The 52-year-old wildlife enthusiast gets help from Connie Waddell, who is covered under Souza-Pappas’ state and federal permits. Lots of people express interest in volunteering, but soon disappear when they realize how much work is involved.
The two women receive animals from many sources – private citizens, government wildlife agencies, state highway patrol and sheriffs’ offices. The critters are housed in outdoor pens built to federal requirements. When baby birds are hatching, even more room is needed.
“Every nook and cranny in my house becomes a nursery,” Souza-Pappas said.
Her love of wildlife developed early.
“I was raised by a very compassionate grandmother who was always talking about animals. She hated zoos because she thought the animals were suffering. I learned there are very few people out there who are doing this.”
Souza-Pappas often gets calls to rescue animals from long distances away. Visits to a veterinarian authorized to treat wildlife require a 150-mile round trip.
And occasionally she has to transport a species to one of the other seven rehabilitation sites in Utah that has more expertise.

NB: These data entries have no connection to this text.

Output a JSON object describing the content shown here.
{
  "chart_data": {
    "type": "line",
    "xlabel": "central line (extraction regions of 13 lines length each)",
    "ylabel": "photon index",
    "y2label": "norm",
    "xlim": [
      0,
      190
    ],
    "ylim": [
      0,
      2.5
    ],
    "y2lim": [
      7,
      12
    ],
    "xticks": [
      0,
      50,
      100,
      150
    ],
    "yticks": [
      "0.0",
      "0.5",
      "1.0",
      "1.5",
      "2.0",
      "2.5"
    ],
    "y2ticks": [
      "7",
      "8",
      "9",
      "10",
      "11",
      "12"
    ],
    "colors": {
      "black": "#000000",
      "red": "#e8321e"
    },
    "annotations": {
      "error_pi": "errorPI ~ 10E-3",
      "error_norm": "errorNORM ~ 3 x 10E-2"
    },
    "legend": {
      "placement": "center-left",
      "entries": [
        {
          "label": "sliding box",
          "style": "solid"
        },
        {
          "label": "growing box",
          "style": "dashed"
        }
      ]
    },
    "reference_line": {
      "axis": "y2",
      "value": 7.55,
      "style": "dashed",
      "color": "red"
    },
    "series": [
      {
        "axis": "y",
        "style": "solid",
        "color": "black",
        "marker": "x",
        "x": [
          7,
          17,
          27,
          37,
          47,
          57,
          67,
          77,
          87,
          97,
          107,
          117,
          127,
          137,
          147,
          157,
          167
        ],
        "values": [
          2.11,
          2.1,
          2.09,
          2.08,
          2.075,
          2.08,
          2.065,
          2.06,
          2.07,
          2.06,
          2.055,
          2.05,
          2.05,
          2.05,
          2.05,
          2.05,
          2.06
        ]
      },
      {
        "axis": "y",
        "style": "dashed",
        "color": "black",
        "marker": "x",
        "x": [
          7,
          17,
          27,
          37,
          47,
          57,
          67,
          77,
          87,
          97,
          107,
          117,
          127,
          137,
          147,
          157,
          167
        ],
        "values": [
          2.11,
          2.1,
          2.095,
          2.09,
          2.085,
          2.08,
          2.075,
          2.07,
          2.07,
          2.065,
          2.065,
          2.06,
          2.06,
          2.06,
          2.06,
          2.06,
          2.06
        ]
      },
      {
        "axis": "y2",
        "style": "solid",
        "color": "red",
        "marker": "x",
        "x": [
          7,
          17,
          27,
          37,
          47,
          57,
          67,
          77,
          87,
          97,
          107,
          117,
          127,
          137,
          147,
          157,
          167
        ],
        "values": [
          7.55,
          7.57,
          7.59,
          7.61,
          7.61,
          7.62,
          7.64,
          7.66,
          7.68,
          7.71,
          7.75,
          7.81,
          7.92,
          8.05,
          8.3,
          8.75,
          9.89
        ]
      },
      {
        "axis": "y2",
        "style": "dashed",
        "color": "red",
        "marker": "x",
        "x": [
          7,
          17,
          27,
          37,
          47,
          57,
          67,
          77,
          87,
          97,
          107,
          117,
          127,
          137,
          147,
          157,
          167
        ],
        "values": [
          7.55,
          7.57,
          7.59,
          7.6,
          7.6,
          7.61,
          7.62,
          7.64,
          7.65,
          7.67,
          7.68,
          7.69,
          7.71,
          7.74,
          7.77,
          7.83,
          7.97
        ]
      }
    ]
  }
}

Reptiles, for example, are usually passed off to a center in Kanab, Souza-Pappas said.
All that driving has taken its toll on the center’s aging truck, which she said is “on its last leg” with 240,000 miles on the odometer.
“We need to have a vehicle,” Souza-Pappas said. “We are out in the middle of nowhere most of the time, and we need a good safe vehicle.”
That’s in addition to the cost of erecting pens, doing several loads of laundry each day to have clean towels, and feeding the animals.
“It’s like, ‘Where is the money coming in for food tomorrow?’” she said.
Those who would like to contribute to the nonprofit center may do so by sending checks payable to Second Chance Wildlife Rehabilitation to the center, 725 North Carbonville Road, Price UT 84501. Donations are tax-deductible.
Besides taking animals under her wing, Souza-Pappas also is concerned with the health and safety of animals that roam the countryside on their own. That includes her long-time effort to outlaw baited traps in Utah.
“They sit there and suffer with broken bones, starving to death,” she said of trapped animals. “It’s a cruelty issue. And those traps catch whatever goes by – your dog and cats.
“Grand County outlawed them years ago and they are the only ones in the state. I’m thrilled they stepped forward and did that.”
She said Utah law requires trappers to check their traps every 48 hours, but she believes many disobey that statute.
Lead poisoning is another hot-button issue for Souza-Pappas. She said hunters often shoot prairie dogs, leaving them on the ground to be eaten by eagles or other scavengers.
“[Those scavengers] die a horrible death” as a result, she said.